LUXEMBURGSIMONE MOLITOR

Analyse der Uni bestätigt Probleme in der Berufsausbildung - Fünf Aktionsfelder definiert

In der Berufsausbildung liegt der Karren im Dreck. Die Umsetzung der Reform aus dem Jahr 2009 endete in einer katastrophalen Situation. Der Ruf nach einer Reform der Reform wurde seither immer lauter. Bereits unter Bildungsministerin Mady Delvaux waren Versuche der Schadensbegrenzung unternommen worden, beziehungsweise war zumindest eine Stärken-Schwächen-Analyse in Auftrag gegeben worden, die aber nie veröffentlicht wurde. Das Problemdossier erbte schließlich Nachfolger Claude Meisch, der im Februar 2015 auch einen entsprechenden Gesetzentwurf auf den Weg brachte, der eigentlich bereits zur diesjährigen Rentrée hätte Realität werden sollen. Das Vorhaben scheiterte jedoch an Artikel 32.3 der Verfassung. Bevor das Gesetz in Kraft treten kann, muss besagter Artikel abgeändert werden. „Bis Februar wird das verfassungsrechtliche Problem wohl gelöst sein“, meinte Minister Meisch gestern, sodass das Gesetz bis Schulanfang 2016 umgesetzt werden könne.

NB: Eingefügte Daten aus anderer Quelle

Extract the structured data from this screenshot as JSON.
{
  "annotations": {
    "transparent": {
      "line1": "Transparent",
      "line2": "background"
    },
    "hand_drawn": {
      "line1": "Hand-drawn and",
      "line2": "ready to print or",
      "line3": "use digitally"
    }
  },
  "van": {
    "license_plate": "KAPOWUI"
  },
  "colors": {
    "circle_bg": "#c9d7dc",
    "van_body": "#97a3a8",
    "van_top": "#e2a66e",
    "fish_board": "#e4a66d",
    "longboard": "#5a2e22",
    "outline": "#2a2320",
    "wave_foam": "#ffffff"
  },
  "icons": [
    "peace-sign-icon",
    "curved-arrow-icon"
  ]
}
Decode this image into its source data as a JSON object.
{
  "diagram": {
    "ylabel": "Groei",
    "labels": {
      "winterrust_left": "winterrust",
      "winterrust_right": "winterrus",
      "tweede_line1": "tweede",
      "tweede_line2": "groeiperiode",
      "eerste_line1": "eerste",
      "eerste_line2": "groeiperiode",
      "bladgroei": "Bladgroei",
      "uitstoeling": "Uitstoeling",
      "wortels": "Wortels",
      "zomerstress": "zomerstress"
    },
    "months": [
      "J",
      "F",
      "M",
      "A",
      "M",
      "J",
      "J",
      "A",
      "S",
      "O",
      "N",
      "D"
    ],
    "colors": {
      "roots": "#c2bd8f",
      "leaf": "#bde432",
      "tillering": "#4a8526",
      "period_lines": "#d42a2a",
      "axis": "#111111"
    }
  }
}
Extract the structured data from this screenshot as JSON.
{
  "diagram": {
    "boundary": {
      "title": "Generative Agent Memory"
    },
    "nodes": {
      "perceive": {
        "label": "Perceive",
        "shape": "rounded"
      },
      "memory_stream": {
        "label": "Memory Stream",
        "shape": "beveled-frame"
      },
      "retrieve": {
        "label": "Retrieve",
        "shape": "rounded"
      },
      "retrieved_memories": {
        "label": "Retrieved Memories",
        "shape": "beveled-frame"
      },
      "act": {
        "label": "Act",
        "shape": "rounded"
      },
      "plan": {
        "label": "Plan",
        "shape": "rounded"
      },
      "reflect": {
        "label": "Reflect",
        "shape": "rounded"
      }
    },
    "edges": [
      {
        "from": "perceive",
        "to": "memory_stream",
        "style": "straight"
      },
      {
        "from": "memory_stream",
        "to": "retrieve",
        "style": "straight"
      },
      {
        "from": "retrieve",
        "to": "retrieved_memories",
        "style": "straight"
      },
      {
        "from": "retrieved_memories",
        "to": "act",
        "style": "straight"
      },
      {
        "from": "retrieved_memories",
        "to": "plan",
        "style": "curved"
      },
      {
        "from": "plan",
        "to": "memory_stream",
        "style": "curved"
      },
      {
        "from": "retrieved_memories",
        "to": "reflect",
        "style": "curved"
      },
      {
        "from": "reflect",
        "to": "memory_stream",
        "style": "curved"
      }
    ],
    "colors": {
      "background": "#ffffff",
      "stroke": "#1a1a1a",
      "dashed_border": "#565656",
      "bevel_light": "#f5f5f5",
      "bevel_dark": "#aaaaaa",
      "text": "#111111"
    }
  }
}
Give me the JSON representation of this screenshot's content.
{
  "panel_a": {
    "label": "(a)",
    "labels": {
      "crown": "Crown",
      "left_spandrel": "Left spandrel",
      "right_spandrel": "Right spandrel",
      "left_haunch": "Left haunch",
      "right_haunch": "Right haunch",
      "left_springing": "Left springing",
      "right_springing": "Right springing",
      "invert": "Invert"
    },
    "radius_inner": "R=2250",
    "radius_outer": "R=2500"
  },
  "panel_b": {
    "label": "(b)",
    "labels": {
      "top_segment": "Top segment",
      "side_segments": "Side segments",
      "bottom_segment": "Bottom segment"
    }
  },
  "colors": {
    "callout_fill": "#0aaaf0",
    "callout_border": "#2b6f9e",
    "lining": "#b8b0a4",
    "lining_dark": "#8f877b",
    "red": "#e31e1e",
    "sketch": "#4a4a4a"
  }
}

Verhängnisvolle Anhäufung nichtbestandener Module

Das, was sich innerhalb der Berufsausbildung als größtes Problem entpuppte, war eigentlich als Vorteil gedacht: Trotz nichtbestandener Module kam der Auszubildende ins nächste Jahr. Die Module konnten zu einem späteren Zeitpunkt nachgeholt werden. Viele Schüler hatten aber plötzlich derart viele Module nicht bestanden, dass an eine Wiederholung und Aufarbeitung der Defizite nicht mehr zu denken war. Die gestern vom Bildungsministerium nachgereichten Zahlen sprechen eine deutliche Sprache: Insgesamt müssen aktuell 14.876 Module nachgeholt werden. Was die Ausbildungen zum Erwerb eines CCP (certificat de capacité professionnelle) anbelangt, so wurden 7,6 Prozent der Module nicht bestanden, im Bildungsgang, der zum „diplôme d’aptitude professionnelle“ (DAP) führt, waren es neun Prozent, in der Ausbildung zum Erwerb eines Techniker-Diploms (DT)zehn Prozent.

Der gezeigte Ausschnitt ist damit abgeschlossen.